The title Skin Horse is an allusion to the book The Velveteen Rabbit by Margery Williams. In the book, truth and trauma are inseparable in the journey from illusion to reality. The toy rabbit begins pristine, untouched by life, and is worn down by love -- tender and ruthless. Softness is stripped down. His transformation is painful; a slow erosion of his former self.
It is the character of the Skin Horse who introduces the rabbit to the truth that becoming real means enduring love, and life's gradual wear; about being remade through devotion and suffering. And while this sentiment is beautiful and poignant, the world is cruel to what is worn and aged. The boy to whom the toy rabbit belongs moves on, the rabbit is discarded -- left to decay under the weight of memories. This final trauma is perhaps the price of love, the mark of something lived-in, and deeply felt. Just when loss seems absolute, "magic" intervenes—not restoring the rabbit to what he was, but making him into something new altogether. The rabbit is free.

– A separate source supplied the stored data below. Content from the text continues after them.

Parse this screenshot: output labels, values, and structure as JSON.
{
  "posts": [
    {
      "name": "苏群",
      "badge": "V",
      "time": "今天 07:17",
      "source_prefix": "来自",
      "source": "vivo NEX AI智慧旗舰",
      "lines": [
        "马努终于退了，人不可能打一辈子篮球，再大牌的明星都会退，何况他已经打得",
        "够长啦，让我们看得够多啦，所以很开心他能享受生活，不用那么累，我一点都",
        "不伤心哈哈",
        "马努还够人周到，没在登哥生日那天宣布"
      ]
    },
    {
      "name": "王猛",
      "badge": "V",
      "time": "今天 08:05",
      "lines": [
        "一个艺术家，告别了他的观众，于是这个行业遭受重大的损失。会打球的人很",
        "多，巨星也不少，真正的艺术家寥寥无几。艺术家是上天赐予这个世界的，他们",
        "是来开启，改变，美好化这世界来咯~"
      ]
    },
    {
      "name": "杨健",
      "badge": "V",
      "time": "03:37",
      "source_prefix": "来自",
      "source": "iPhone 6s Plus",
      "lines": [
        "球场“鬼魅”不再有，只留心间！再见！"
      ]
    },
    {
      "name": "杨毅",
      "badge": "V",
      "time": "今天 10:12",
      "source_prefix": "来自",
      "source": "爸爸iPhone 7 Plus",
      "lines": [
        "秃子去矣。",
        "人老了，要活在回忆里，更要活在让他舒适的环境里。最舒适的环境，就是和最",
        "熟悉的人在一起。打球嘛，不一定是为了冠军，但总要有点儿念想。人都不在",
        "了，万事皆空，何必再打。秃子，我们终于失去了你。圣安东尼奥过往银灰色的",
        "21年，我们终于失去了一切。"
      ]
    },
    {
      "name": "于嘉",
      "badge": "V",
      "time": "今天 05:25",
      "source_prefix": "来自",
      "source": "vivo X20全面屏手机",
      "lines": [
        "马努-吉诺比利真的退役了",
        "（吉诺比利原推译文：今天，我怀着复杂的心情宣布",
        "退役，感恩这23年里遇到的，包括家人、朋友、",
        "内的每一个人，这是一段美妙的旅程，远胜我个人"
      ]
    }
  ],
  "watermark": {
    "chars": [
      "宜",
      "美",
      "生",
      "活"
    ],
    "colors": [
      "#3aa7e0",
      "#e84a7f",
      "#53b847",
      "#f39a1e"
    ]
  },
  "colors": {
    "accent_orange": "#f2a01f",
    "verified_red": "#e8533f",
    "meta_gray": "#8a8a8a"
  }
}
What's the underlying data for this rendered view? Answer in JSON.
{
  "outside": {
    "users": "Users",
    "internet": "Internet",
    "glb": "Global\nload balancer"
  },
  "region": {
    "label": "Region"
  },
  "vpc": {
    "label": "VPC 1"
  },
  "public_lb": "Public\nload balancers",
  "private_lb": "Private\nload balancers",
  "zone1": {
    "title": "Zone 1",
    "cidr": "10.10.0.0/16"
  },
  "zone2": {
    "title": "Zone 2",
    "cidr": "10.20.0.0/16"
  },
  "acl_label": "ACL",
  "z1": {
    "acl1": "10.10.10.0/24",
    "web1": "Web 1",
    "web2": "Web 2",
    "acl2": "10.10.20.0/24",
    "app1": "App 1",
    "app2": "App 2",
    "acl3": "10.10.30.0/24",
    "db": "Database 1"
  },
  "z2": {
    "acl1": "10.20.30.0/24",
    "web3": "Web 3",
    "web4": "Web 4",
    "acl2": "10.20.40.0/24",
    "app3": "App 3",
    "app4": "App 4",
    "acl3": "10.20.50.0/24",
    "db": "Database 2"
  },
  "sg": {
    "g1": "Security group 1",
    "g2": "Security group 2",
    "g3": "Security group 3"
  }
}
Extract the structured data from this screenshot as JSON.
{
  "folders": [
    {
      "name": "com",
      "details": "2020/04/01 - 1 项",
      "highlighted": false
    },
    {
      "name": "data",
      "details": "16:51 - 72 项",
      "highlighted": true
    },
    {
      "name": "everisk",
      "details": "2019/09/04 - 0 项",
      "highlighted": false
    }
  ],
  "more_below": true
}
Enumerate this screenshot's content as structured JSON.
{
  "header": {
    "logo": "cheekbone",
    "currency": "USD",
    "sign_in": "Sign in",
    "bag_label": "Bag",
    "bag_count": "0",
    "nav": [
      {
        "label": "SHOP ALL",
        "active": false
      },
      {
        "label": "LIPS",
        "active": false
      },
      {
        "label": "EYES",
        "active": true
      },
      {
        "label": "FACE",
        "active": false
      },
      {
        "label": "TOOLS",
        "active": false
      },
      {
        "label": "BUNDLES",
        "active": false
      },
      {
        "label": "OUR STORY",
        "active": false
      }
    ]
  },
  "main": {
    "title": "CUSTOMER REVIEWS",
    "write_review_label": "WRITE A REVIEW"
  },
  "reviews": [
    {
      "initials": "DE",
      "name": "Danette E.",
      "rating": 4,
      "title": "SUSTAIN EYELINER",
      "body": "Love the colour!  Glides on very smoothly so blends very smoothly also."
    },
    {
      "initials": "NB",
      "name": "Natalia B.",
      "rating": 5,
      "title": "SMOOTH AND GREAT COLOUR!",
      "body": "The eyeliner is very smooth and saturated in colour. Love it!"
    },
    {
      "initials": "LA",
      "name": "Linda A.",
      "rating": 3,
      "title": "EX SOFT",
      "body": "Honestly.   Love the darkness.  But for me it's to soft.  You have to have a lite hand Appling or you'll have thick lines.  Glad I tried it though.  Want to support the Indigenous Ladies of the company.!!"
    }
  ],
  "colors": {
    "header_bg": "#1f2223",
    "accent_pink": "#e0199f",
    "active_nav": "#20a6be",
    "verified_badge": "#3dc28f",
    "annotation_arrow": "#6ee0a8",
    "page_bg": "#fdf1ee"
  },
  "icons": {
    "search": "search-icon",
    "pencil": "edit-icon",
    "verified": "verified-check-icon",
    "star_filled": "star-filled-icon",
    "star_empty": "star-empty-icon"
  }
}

To many, rabbits symbolize rebirth and springtime. For about two years, it felt like I was encountering rabbits everywhere. I'd see one or two hopping around outside with great frequency. It was equally comforting as it was an eerie reminder of my childhood when I had rabbits as pets. In my mind, I see my childhood as a simpler time, and the rabbits almost as something "before it all went wrong. " The imagery of a rabbit holding onto the physical body though, is an indication that these memories still keep their claws dug into us. Entities from our past cling to our perimeter. Even the positive memories are gateways to unrealized things. The rabbit's true form does not lie in how he once looked or the trauma that unmade him but in the love that reshaped him.
Physical painting is 3 x 3 feet oil on canvas. Digital image is 2,705 x 2,705 px.